L'Iran e gli ingenui

Premesso che di Mahmoud Ahmadinejad si può e si deve dire tutto il male possibile, la convinzione che le elezioni le abbia vinte Mir-Hossein Mousavi (tutt'altro che il moderato che ci viene dipinto da certe cronache lunari) mi sembra un puro atto fideistico. Basato sull'assunto, molto ingenuo, secondo il quale se noi crediamo che Ahmadinejad faccia parte della feccia della Terra lo stesso devono necessariamente pensare anche gli elettori iraniani, e quindi la sua vittoria è sicuramente irregolare.

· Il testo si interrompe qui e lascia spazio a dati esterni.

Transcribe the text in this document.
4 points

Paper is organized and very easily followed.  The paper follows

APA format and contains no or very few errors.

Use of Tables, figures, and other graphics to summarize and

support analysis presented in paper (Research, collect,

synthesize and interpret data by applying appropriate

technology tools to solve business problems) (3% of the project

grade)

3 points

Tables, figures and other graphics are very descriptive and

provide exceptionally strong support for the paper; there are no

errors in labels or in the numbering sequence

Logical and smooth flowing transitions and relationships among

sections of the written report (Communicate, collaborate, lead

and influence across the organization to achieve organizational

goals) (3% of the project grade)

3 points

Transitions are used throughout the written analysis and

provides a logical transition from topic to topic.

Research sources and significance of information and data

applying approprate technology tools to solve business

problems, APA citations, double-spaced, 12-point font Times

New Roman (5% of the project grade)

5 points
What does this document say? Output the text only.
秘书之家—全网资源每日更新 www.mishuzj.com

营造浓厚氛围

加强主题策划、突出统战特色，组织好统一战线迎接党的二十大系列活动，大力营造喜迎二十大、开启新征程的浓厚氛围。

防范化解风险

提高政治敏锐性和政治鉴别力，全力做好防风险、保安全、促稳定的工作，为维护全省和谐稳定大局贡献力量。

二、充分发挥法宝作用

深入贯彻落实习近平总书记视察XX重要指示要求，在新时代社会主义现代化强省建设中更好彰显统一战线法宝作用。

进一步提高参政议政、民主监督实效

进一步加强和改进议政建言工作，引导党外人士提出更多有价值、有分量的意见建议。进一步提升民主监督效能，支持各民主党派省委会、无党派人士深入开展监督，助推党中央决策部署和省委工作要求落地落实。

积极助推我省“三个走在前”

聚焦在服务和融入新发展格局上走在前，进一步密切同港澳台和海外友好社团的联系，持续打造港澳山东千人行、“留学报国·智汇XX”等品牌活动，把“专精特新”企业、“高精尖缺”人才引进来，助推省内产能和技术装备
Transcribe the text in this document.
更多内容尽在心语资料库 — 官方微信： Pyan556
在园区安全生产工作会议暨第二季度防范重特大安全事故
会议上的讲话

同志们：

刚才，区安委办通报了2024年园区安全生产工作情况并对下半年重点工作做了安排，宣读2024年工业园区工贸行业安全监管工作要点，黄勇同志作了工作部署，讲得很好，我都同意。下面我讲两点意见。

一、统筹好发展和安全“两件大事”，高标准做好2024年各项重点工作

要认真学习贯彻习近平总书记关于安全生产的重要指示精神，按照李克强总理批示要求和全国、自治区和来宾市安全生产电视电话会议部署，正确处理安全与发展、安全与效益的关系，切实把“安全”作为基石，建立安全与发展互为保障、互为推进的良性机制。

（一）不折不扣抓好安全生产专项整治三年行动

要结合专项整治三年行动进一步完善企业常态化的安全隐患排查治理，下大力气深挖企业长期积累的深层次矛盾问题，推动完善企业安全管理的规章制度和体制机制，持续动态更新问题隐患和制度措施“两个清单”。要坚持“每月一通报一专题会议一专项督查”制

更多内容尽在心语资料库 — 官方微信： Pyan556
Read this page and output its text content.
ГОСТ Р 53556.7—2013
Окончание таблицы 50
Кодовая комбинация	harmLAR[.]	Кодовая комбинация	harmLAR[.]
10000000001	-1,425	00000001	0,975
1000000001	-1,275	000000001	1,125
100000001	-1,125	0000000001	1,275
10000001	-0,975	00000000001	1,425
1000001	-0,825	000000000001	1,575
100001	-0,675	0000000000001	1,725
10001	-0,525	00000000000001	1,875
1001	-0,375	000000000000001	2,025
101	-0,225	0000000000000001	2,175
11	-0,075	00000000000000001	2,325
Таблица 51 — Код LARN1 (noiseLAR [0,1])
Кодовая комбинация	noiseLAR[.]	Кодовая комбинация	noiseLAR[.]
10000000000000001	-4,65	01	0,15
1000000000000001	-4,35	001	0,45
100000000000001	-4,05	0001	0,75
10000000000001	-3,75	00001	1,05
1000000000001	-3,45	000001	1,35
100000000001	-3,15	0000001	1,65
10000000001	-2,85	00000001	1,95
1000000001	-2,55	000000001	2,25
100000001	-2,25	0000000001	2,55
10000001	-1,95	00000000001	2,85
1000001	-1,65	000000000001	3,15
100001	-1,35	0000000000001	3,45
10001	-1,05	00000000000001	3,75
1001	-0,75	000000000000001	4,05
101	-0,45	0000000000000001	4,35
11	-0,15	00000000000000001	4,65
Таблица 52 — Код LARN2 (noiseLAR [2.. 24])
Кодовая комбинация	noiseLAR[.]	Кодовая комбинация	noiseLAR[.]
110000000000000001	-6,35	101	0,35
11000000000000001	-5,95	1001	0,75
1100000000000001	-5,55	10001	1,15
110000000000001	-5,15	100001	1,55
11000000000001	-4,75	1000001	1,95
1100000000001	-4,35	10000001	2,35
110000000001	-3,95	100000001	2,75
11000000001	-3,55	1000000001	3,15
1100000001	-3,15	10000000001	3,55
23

Purtroppo non è così che funziona. Le elezioni le vince chi prende più voti, che non sempre è il migliore dei candidati (a occhio e croce, in una sfida a due direi che ci sono il cinquanta per cento di possibilità che ciò accada). E che Ahmadinejad sia bravissimo a interpretare gli umori della pancia dei suoi elettori mi pare fuori discussione.

Poi, certo, come sempre c'è l'élite: i blogger per cui tutti noi facciamo il tifo, i giornalisti, persino i calciatori della nazionale iraniana che si fanno fotografare con il polsino verde dell'opposizione. Bravi e coraggiosi, tutti quanti. Ma il loro voto vale quanto quello dell'ultimo cafone. Si chiama democrazia e funziona così.

Pretendere di conoscere la "verità" sulle elezioni iraniane e chiedere ad Ahmadinejad di andarsene è il gesto debole di chi vorrebbe rimuoverlo, ma non ha il coraggio di invocare l'intervento militare per fare lo sporco lavoro che la democrazia non è stata in grado di compiere.